I bought the basic Firefly RK3399 from Amazon for $130. It has 2GB RAM and 16 GB eMMC. There is an advanced version with 4GB RAM, but cost more $199.
The default OS doesn't have OpenCL support. The easy way is downloading an image with OpenCL, namely libOpenCL.so
pre-installed and then flash into the board.
- Download a Ubuntu 16.04 image from Google Drive.
- Extract the download 7z file to get a 2.2 GB image
Firefly-RK3399_xubuntu1604_201711301130.img
. - Flash the image by following this document. (Username firefly, password: firefly)
In particular, if you have a Linux desktop, then we can use the upgrade_tool_v1_26.tar
provided in this repo. (Note: : the other two linux tools rkflashkit
and rkflashtool
do not support flash the whole image. )
-
Cut off the power of the board
-
Connect it to the linux host machine with provided usb cable, and use the provided type-c converter to connect to the board
-
Press the RECOVERY key, next power on, and then release the key after around two second.
-
Install
upgrade_tool
by:tar -zxvf upgrade_tool_v1_26.tar sudo chown root:root upgrade_tool sudo chmod +x upgrade_tool sudo cp upgrade_tool /usr/local/bin
Then run
upgrade_tool
you will see the board is connected -
Flash the image by
sudo upgrade_tool uf Firefly-RK3399_xubuntu1604_201711301130.img
Reboot the board then you will login into the Ubuntu automatically.

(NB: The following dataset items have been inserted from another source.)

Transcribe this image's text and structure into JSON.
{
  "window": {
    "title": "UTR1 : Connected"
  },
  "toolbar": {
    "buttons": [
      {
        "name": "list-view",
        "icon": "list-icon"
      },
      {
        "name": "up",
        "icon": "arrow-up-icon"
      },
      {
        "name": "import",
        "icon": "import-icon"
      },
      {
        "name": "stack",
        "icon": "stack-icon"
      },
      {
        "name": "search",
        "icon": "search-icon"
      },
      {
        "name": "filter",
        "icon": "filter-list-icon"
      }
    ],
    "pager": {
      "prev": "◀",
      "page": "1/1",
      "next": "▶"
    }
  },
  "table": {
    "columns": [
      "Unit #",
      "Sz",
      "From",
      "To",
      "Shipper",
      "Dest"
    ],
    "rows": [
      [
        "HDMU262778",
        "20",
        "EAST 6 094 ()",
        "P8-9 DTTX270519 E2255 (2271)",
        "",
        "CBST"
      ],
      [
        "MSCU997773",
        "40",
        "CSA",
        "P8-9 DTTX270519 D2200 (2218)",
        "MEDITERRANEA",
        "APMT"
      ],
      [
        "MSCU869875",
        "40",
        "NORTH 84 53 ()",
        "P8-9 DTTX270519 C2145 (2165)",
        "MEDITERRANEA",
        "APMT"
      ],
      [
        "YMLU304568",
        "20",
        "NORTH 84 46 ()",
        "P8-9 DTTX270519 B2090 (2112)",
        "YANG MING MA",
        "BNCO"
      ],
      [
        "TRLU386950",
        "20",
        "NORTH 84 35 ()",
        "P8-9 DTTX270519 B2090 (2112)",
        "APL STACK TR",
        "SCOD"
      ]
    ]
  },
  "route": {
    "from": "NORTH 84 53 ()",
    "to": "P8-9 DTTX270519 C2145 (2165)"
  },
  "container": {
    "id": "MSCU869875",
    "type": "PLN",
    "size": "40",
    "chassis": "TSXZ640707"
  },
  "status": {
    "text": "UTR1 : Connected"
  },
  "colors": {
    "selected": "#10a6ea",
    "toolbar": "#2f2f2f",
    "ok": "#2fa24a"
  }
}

But note that this image only ships a libOpenCL.so
, if you want to compile OpenCL program on the board, you need to install the header files, which is provided in opencl-header.tar.gz
, just extract it into a proper directory such as
sudo tar -zxvf opencl-header.tar.gz -C /usr/include/
We can check if the opencl driver works properly by using the benchmark tool clpeak
sudo apt-get update && sudo apt-get install cmake git
git clone https://github.com/krrishnarraj/clpeak && cd clpeak
cmake . -DCMAKE_CXX_COMPILER=g++ && make
./clpeak
If everything works well, then you probably will see the following outputs:
Platform: ARM Platform
Device: Mali-T860
Driver version : 1.2 (Linux ARM)
Compute units : 4
Clock frequency : 200 MHz
Global memory bandwidth (GBPS)
float : 3.17
float2 : 6.07
float4 : 7.88
float8 : 6.55
float16 : 6.26
Single-precision compute (GFLOPS)
float : 25.09
float2 : 45.51
float4 : 46.22
float8 : 41.67
float16 : 46.40
half-precision compute (GFLOPS)
half : 23.11
half2 : 50.19
half4 : 98.30
half8 : 93.48
half16 : 93.94
Double-precision compute (GFLOPS)
double : 3.59
double2 : 3.30
double4 : 20.97
double8 : 20.65
double16 : 20.39
Integer compute (GIOPS)
int : 20.15
int2 : 49.64
int4 : 47.12
int8 : 49.17
int16 : 41.47
Transfer bandwidth (GBPS)
enqueueWriteBuffer : 4.61
enqueueReadBuffer : 2.60
enqueueMapBuffer(for read) : 475.11
memcpy from mapped ptr : 2.50
enqueueUnmap(after write) : 2790.39
memcpy to mapped ptr : 1.92
Kernel launch latency : 190.64 us
Follow the cross complication tutorial to compile the runtime on RK3399, and local TVM.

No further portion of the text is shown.